Slash has one. So does David Knopfler of Dire Straits. The “one” in question here isn’t just a guitar — it’s a guitar made from the wood of a very particular tree, which has attained a near-mythic status among guitar players for the instruments that it’s produced. That tree has, in turn, become known as The Tree – and while it sounds like this is the stuff of legend, the story behind it is very real.
In a new article for Smithsonian Magazine, Ellen Ruppel Shell chronicled the tangled history of The Tree — and those of the acclaimed luthiers who have turned its wood into instruments for a small group of musicians who can afford it. (Having a guitar made from wood from The Tree is a five-figure process, easily.) Luthier David Smith told Shell that “[i]t’s the rarest and most coveted wood in the world.”

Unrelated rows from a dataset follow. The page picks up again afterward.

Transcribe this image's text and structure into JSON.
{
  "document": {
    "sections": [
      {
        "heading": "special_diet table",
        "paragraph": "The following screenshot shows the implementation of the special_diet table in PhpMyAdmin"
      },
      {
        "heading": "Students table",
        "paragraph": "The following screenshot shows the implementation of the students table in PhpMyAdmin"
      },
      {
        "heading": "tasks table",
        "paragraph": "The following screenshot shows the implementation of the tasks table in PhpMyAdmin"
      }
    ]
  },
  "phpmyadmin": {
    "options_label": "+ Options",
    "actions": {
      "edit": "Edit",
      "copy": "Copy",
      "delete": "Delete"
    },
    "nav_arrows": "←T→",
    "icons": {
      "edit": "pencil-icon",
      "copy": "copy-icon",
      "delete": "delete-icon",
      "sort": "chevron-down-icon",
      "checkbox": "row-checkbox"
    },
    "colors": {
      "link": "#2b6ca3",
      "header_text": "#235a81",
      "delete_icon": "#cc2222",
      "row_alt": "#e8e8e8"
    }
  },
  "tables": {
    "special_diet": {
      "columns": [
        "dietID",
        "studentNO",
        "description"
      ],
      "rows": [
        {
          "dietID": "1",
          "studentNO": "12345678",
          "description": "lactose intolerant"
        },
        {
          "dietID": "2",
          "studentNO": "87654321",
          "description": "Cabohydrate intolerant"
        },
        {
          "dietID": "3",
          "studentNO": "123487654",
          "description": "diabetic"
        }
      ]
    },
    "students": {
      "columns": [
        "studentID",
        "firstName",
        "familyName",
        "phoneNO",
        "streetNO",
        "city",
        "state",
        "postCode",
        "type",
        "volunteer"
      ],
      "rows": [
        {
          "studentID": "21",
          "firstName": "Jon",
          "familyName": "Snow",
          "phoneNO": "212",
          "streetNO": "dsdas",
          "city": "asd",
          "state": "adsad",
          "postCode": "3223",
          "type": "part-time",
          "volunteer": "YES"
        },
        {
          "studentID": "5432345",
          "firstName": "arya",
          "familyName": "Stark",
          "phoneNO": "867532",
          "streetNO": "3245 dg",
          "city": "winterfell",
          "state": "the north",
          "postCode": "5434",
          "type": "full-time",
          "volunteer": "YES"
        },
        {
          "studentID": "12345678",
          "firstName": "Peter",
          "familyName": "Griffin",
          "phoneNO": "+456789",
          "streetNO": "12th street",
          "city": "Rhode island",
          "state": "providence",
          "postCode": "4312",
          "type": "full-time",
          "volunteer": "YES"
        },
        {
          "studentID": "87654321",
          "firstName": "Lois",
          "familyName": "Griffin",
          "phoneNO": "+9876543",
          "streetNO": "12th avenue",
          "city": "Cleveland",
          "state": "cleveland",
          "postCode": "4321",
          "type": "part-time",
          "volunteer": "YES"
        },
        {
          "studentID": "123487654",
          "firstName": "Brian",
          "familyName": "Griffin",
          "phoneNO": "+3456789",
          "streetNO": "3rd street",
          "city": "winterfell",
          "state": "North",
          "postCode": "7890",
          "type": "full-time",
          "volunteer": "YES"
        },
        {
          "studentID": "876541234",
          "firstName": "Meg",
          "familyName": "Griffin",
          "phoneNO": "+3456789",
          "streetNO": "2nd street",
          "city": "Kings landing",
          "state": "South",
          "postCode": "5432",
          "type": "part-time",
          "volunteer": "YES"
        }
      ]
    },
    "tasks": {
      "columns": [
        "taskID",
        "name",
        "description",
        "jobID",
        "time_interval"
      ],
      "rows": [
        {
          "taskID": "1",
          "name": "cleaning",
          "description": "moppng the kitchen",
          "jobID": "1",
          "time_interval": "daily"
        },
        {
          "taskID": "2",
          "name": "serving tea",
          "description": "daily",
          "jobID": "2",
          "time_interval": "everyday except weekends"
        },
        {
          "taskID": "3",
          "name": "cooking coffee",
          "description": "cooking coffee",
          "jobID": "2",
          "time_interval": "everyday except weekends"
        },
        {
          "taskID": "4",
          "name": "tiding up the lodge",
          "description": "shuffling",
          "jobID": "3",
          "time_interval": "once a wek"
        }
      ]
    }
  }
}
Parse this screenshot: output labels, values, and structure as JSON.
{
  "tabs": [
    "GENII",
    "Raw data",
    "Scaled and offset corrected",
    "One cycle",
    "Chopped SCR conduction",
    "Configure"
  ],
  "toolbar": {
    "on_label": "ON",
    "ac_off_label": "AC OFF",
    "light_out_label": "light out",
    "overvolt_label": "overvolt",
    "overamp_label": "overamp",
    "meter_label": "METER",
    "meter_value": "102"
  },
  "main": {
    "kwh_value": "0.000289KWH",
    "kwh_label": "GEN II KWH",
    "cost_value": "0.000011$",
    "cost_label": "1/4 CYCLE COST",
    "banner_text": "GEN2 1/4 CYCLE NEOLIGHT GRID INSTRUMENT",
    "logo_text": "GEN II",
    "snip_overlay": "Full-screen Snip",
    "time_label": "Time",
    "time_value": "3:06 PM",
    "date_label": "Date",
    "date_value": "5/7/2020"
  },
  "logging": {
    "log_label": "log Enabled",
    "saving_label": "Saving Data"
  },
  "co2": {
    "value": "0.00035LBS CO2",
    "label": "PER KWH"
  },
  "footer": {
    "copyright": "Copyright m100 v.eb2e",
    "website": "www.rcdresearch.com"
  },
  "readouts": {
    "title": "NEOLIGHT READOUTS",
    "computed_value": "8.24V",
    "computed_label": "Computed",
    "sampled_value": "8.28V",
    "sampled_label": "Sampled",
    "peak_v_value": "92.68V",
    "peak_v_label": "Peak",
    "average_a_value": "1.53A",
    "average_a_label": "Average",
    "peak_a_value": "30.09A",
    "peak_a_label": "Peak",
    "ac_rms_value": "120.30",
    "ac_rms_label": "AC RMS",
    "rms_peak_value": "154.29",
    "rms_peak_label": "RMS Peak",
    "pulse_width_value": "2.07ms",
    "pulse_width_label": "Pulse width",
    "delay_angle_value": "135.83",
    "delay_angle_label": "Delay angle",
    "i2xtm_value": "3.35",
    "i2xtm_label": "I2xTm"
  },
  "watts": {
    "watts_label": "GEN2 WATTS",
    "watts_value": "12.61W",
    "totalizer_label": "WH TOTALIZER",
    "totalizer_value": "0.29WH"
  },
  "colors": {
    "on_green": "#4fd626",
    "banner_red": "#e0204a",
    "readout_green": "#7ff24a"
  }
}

The Tree itself is a mahogany tree that was felled in the Chiquibul jungle in 1965 — and promptly became stuck where it had fallen, resulting in it remaining in the jungle for years to come. The distinctive pattern of its wood may be due to a genetic mutation, contributing even more to its legend. Eventually, it was harvested and milled in the mid-1980s.
One of the lingering questions the article poses is whether the wood from The Tree does possess some intrinsic quality that makes for better instruments, or if the quality of the guitars made from it stems more from the talented luthiers who were hired to turn the mahogany into instruments. That’s a question we may never have an answer for — but when a host of talented guitarists swear by something like this, it’s hard to argue with them.